Der Lerneffekt. Jedes Spiel muß erst noch gelernt werden. Dabei muß jedoch die Bandbreite des Publikums beachtet werden. Menschen mit schneller und langsamer Motorik, und hohem oder niedrigem IQ. Weder der eine noch der andere darf gefrustet werden. Aus diesem Grund haben fast alle elektronische Medien verschieden Schwierigkeitsgrade.
Die Interaktion. Reine Reaktionsspiele verlieren sehr schnell ihren Reiz, da sie in ihrer Struktur zu wenig Anspruch an den Spielenden stellen. Spiele, die verschiedene Entscheidungsmöglichkeiten bieten, fordern ständig Entscheidungen heraus, was der Wirklichkeit eher nahe kommt. Die Entwicklungen der VR-Spiele bieten deswegen auch oft die Interaktion zwischen verschieden Mitspielern an.
Überraschungen. Ohne Überraschungen würde ein Spiel sehr schnell langweilig.
Verzweigte Spielstrukturen. Ein den unterschiedlichen Entscheidungen des Spielrs entsprechend sich ändernder Spielverlauf stellt natürlich an die Rechenkapazität höhere Ansprüche.
Interessante Spielformen. Es ist allgemein bekannt, daß eine neue Spielidee sich zigmal besser vermarkten läßt als nur eine ausgelaugte Spielidee mit Abänderungen. Neue Spielideen waren schon immer ein Renner auf dem Markt, auch wenn ihre Technik schon veraltet war!
Streßfaktor. Es muß was abgehen. Die Herzfrequenz muß steigen. Man muß sich ins Spiel einleben. Man muß die Welt um sich herum vergessen!
Bildästhetik. Hohe Auflösungen und tolles Design ist erforderlich. Es reicht nicht die Bilder mit zwei Bleistiften zu zeichnen und dann mit einem Malprogramm die Flächen auszufüllen. Nein hier müssen auf alle Fälle Profikünstler ran.
Spielgeschwindigkeit. Nicht nur die bewegten Bilder, die die Virtual Reality bietet, müssen ruckelfrei über den Bildschirm laufen, auch der Spielablauf muß rasant sein.

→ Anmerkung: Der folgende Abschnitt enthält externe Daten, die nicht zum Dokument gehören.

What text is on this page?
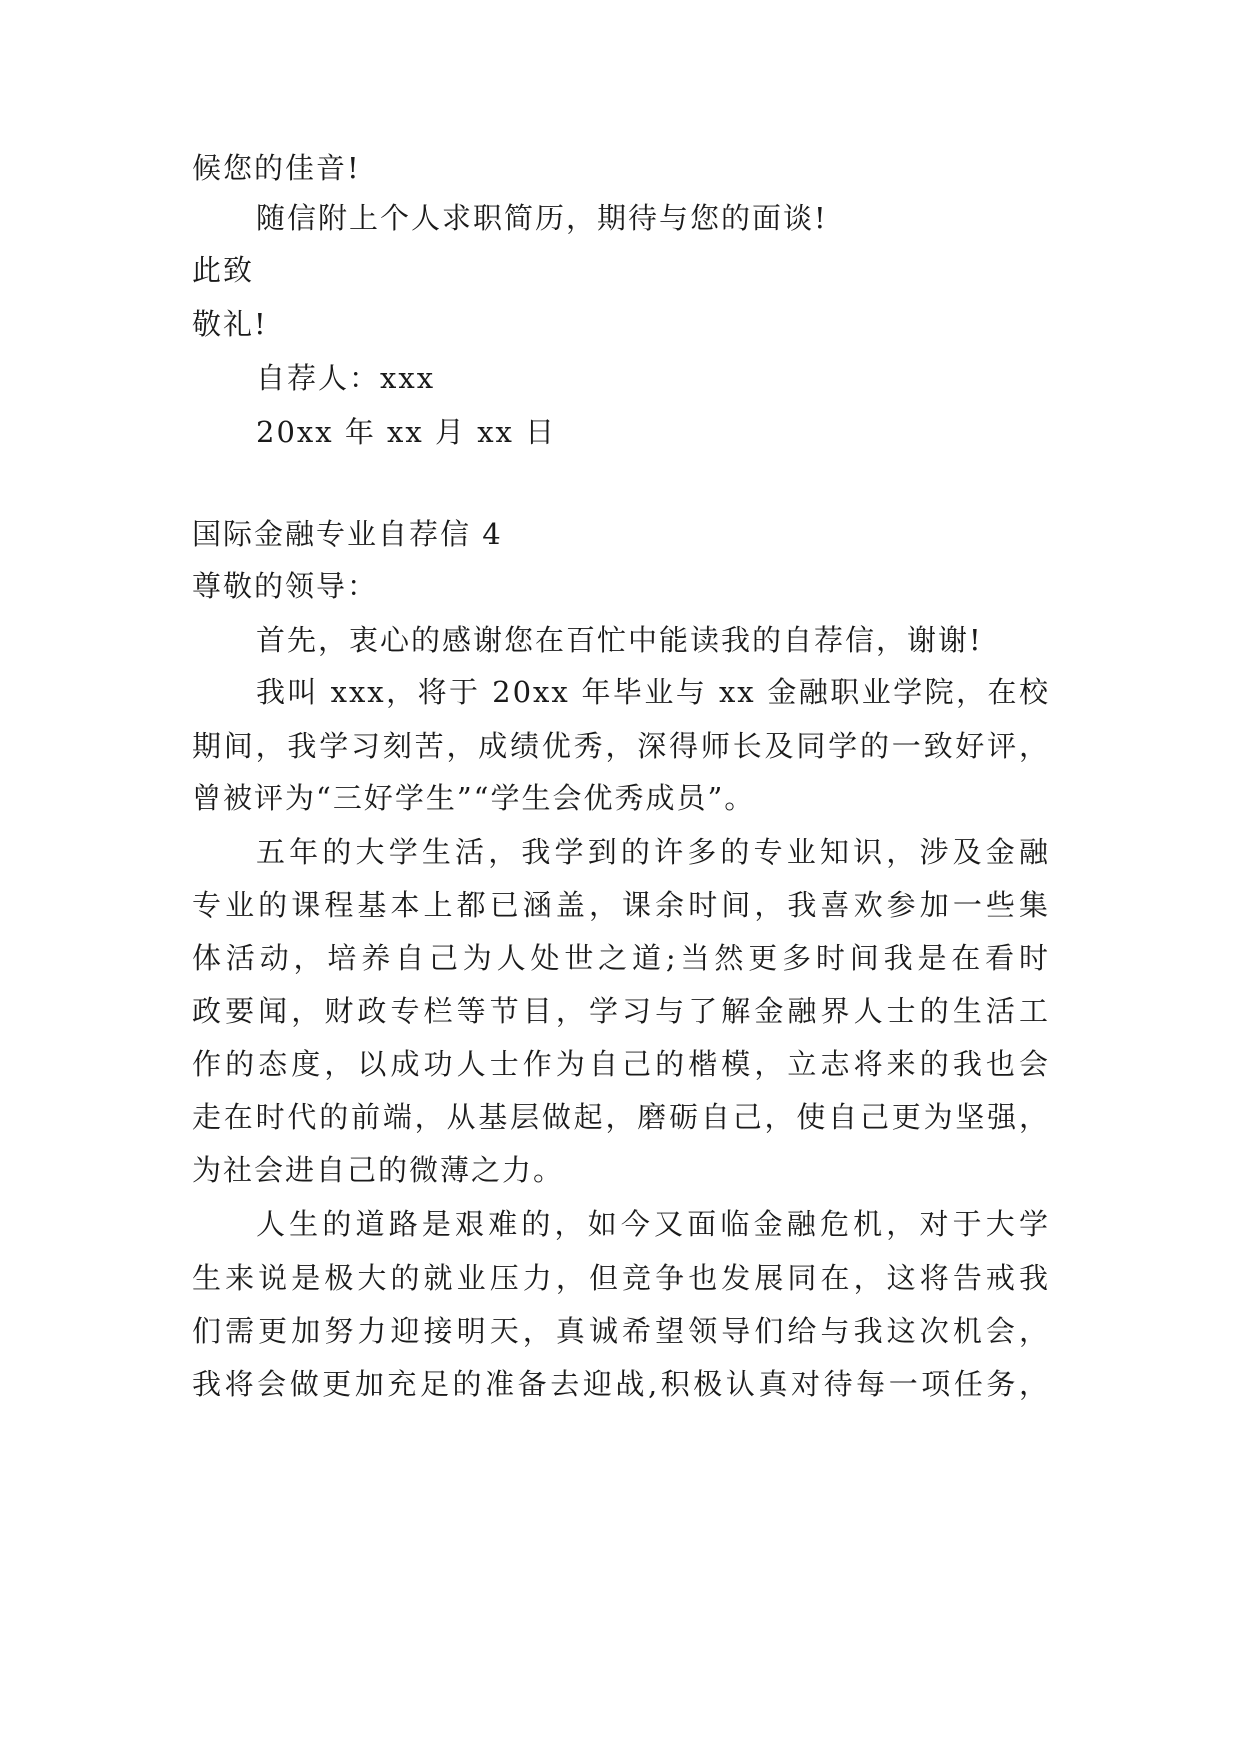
候您的佳音!
随信附上个人求职简历，期待与您的面谈!
此致
敬礼!
自荐人：xxx
20xx 年 xx 月 xx 日
国际金融专业自荐信 4
尊敬的领导：
首先，衷心的感谢您在百忙中能读我的自荐信，谢谢!
我叫 xxx，将于 20xx 年毕业与 xx 金融职业学院，在校
期间，我学习刻苦，成绩优秀，深得师长及同学的一致好评，
曾被评为“三好学生”“学生会优秀成员”。
五年的大学生活，我学到的许多的专业知识，涉及金融
专业的课程基本上都已涵盖，课余时间，我喜欢参加一些集
体活动，培养自己为人处世之道;当然更多时间我是在看时
政要闻，财政专栏等节目，学习与了解金融界人士的生活工
作的态度，以成功人士作为自己的楷模，立志将来的我也会
走在时代的前端，从基层做起，磨砺自己，使自己更为坚强，
为社会进自己的微薄之力。
人生的道路是艰难的，如今又面临金融危机，对于大学
生来说是极大的就业压力，但竞争也发展同在，这将告戒我
们需更加努力迎接明天，真诚希望领导们给与我这次机会，
我将会做更加充足的准备去迎战,积极认真对待每一项任务，
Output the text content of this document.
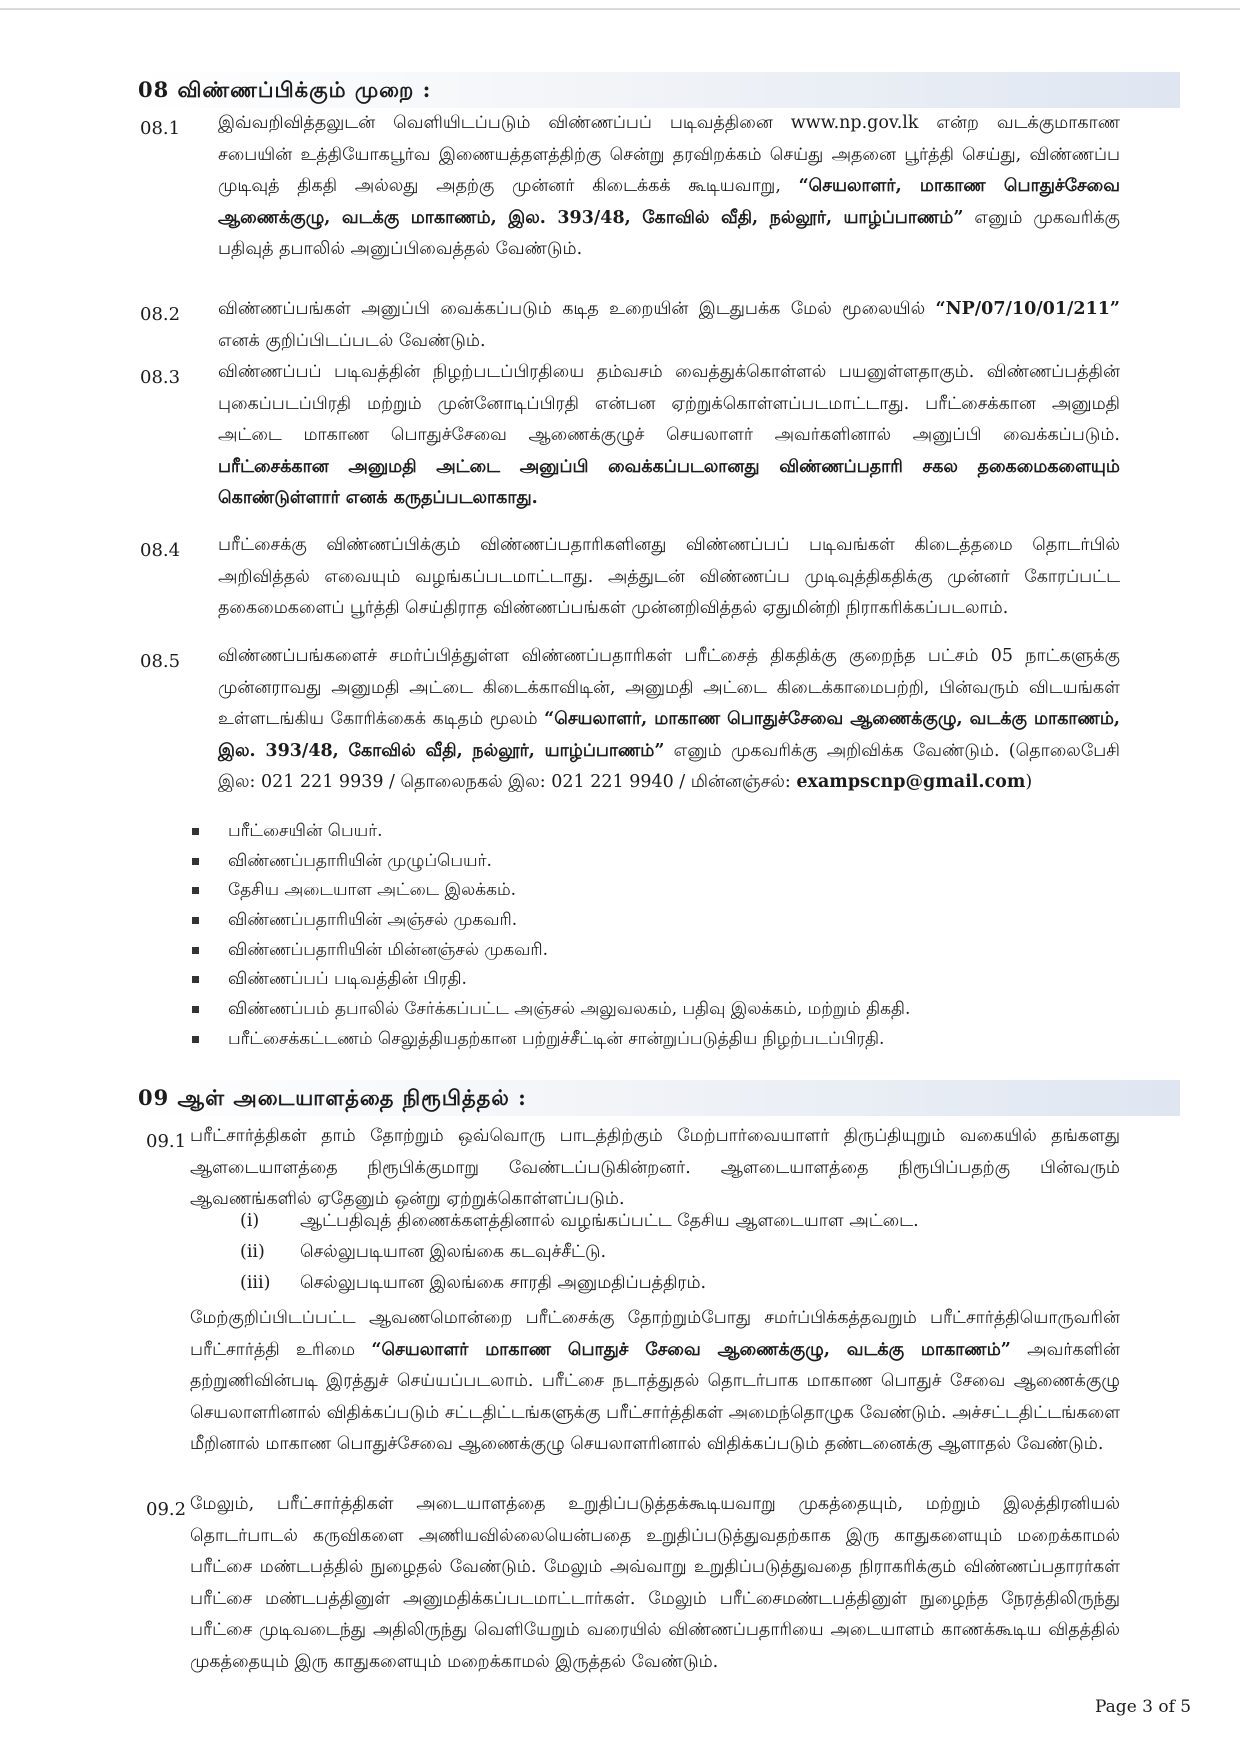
08 விண்ணப்பிக்கும் முறை :
08.1 இவ்வறிவித்தலுடன் வெளியிடப்படும் விண்ணப்பப் படிவத்தினை www.np.gov.lk என்ற வடக்குமாகாண சபையின் உத்தியோகபூர்வ இணையத்தளத்திற்கு சென்று தரவிறக்கம் செய்து அதனை பூர்த்தி செய்து, விண்ணப்ப முடிவுத் திகதி அல்லது அதற்கு முன்னர் கிடைக்கக் கூடியவாறு, “செயலாளர், மாகாண பொதுச்சேவை ஆணைக்குழு, வடக்கு மாகாணம், இல. 393/48, கோவில் வீதி, நல்லூர், யாழ்ப்பாணம்” எனும் முகவரிக்கு பதிவுத் தபாலில் அனுப்பிவைத்தல் வேண்டும்.

08.2 விண்ணப்பங்கள் அனுப்பி வைக்கப்படும் கடித உறையின் இடதுபக்க மேல் மூலையில் “NP/07/10/01/211” எனக் குறிப்பிடப்படல் வேண்டும்.

08.3 விண்ணப்பப் படிவத்தின் நிழற்படப்பிரதியை தம்வசம் வைத்துக்கொள்ளல் பயனுள்ளதாகும். விண்ணப்பத்தின் புகைப்படப்பிரதி மற்றும் முன்னோடிப்பிரதி என்பன ஏற்றுக்கொள்ளப்படமாட்டாது. பரீட்சைக்கான அனுமதி அட்டை மாகாண பொதுச்சேவை ஆணைக்குழுச் செயலாளர் அவர்களினால் அனுப்பி வைக்கப்படும். பரீட்சைக்கான அனுமதி அட்டை அனுப்பி வைக்கப்படலானது விண்ணப்பதாரி சகல தகைமைகளையும் கொண்டுள்ளார் எனக் கருதப்படலாகாது.

08.4 பரீட்சைக்கு விண்ணப்பிக்கும் விண்ணப்பதாரிகளினது விண்ணப்பப் படிவங்கள் கிடைத்தமை தொடர்பில் அறிவித்தல் எவையும் வழங்கப்படமாட்டாது. அத்துடன் விண்ணப்ப முடிவுத்திகதிக்கு முன்னர் கோரப்பட்ட தகைமைகளைப் பூர்த்தி செய்திராத விண்ணப்பங்கள் முன்னறிவித்தல் ஏதுமின்றி நிராகரிக்கப்படலாம்.

08.5 விண்ணப்பங்களைச் சமர்ப்பித்துள்ள விண்ணப்பதாரிகள் பரீட்சைத் திகதிக்கு குறைந்த பட்சம் 05 நாட்களுக்கு முன்னராவது அனுமதி அட்டை கிடைக்காவிடின், அனுமதி அட்டை கிடைக்காமைபற்றி, பின்வரும் விடயங்கள் உள்ளடங்கிய கோரிக்கைக் கடிதம் மூலம் “செயலாளர், மாகாண பொதுச்சேவை ஆணைக்குழு, வடக்கு மாகாணம், இல. 393/48, கோவில் வீதி, நல்லூர், யாழ்ப்பாணம்” எனும் முகவரிக்கு அறிவிக்க வேண்டும். (தொலைபேசி இல: 021 221 9939 / தொலைநகல் இல: 021 221 9940 / மின்னஞ்சல்: exampscnp@gmail.com)

பரீட்சையின் பெயர்.
விண்ணப்பதாரியின் முழுப்பெயர்.
தேசிய அடையாள அட்டை இலக்கம்.
விண்ணப்பதாரியின் அஞ்சல் முகவரி.
விண்ணப்பதாரியின் மின்னஞ்சல் முகவரி.
விண்ணப்பப் படிவத்தின் பிரதி.
விண்ணப்பம் தபாலில் சேர்க்கப்பட்ட அஞ்சல் அலுவலகம், பதிவு இலக்கம், மற்றும் திகதி.
பரீட்சைக்கட்டணம் செலுத்தியதற்கான பற்றுச்சீட்டின் சான்றுப்படுத்திய நிழற்படப்பிரதி.
09 ஆள் அடையாளத்தை நிரூபித்தல் :
09.1 பரீட்சார்த்திகள் தாம் தோற்றும் ஒவ்வொரு பாடத்திற்கும் மேற்பார்வையாளர் திருப்தியுறும் வகையில் தங்களது ஆளடையாளத்தை நிரூபிக்குமாறு வேண்டப்படுகின்றனர். ஆளடையாளத்தை நிரூபிப்பதற்கு பின்வரும் ஆவணங்களில் ஏதேனும் ஒன்று ஏற்றுக்கொள்ளப்படும்.

(i) ஆட்பதிவுத் திணைக்களத்தினால் வழங்கப்பட்ட தேசிய ஆளடையாள அட்டை.
(ii) செல்லுபடியான இலங்கை கடவுச்சீட்டு.
(iii) செல்லுபடியான இலங்கை சாரதி அனுமதிப்பத்திரம்.

மேற்குறிப்பிடப்பட்ட ஆவணமொன்றை பரீட்சைக்கு தோற்றும்போது சமர்ப்பிக்கத்தவறும் பரீட்சார்த்தியொருவரின் பரீட்சார்த்தி உரிமை “செயலாளர் மாகாண பொதுச் சேவை ஆணைக்குழு, வடக்கு மாகாணம்” அவர்களின் தற்றுணிவின்படி இரத்துச் செய்யப்படலாம். பரீட்சை நடாத்துதல் தொடர்பாக மாகாண பொதுச் சேவை ஆணைக்குழு செயலாளரினால் விதிக்கப்படும் சட்டதிட்டங்களுக்கு பரீட்சார்த்திகள் அமைந்தொழுக வேண்டும். அச்சட்டதிட்டங்களை மீறினால் மாகாண பொதுச்சேவை ஆணைக்குழு செயலாளரினால் விதிக்கப்படும் தண்டனைக்கு ஆளாதல் வேண்டும்.

09.2 மேலும், பரீட்சார்த்திகள் அடையாளத்தை உறுதிப்படுத்தக்கூடியவாறு முகத்தையும், மற்றும் இலத்திரனியல் தொடர்பாடல் கருவிகளை அணியவில்லையென்பதை உறுதிப்படுத்துவதற்காக இரு காதுகளையும் மறைக்காமல் பரீட்சை மண்டபத்தில் நுழைதல் வேண்டும். மேலும் அவ்வாறு உறுதிப்படுத்துவதை நிராகரிக்கும் விண்ணப்பதாரர்கள் பரீட்சை மண்டபத்தினுள் அனுமதிக்கப்படமாட்டார்கள். மேலும் பரீட்சைமண்டபத்தினுள் நுழைந்த நேரத்திலிருந்து பரீட்சை முடிவடைந்து அதிலிருந்து வெளியேறும் வரையில் விண்ணப்பதாரியை அடையாளம் காணக்கூடிய விதத்தில் முகத்தையும் இரு காதுகளையும் மறைக்காமல் இருத்தல் வேண்டும்.

Page 3 of 5
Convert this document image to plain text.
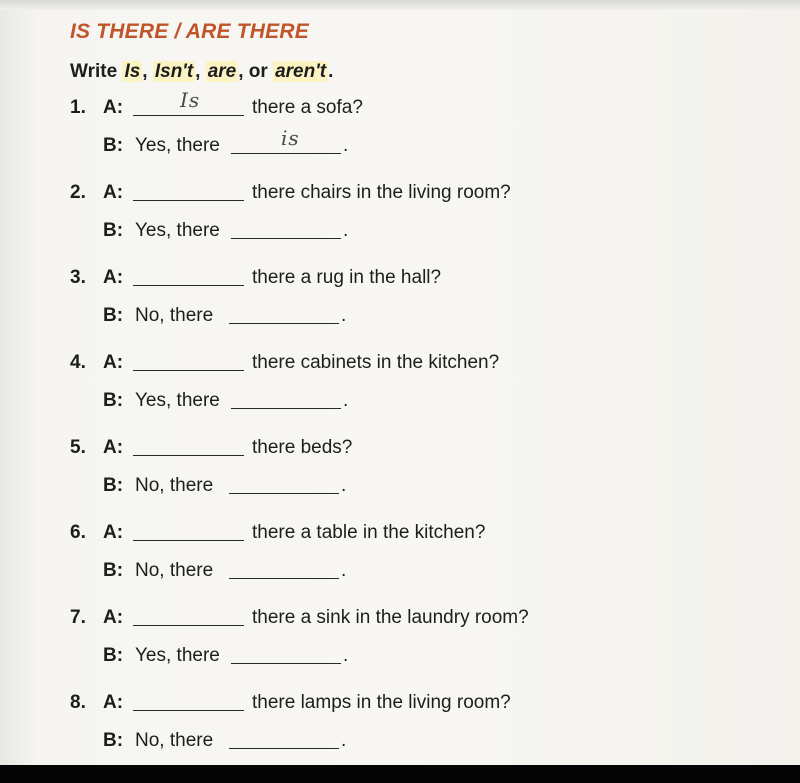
IS THERE / ARE THERE

Write Is , Isn't , are , or aren't .

1. A:	Is	there a sofa?
B: Yes, there	is .
2. A:	there chairs in the living room?
B: Yes, there	.
3. A:	there a rug in the hall?
B: No, there	.
4. A:	there cabinets in the kitchen?
B: Yes, there	.
5. A:	there beds?
B: No, there	.
6. A:	there a table in the kitchen?
B: No, there	.
7. A:	there a sink in the laundry room?
B: Yes, there	.
8. A:	there lamps in the living room?
B: No, there	.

Ansprache an möglichst alle Sinne. Kalter oder warmer Wind haben ganz unterschiedliche Wirkungen auf den Menschen. Gerüche und Düfte beeinflussen das Gefühlsleben. Erschütterungen und kurze Bewegungen werden vom Körper als Signale verstanden. Es muß ja nicht beim Cybersex enden. Aber selbst so etwas muß rein in ein Spiel.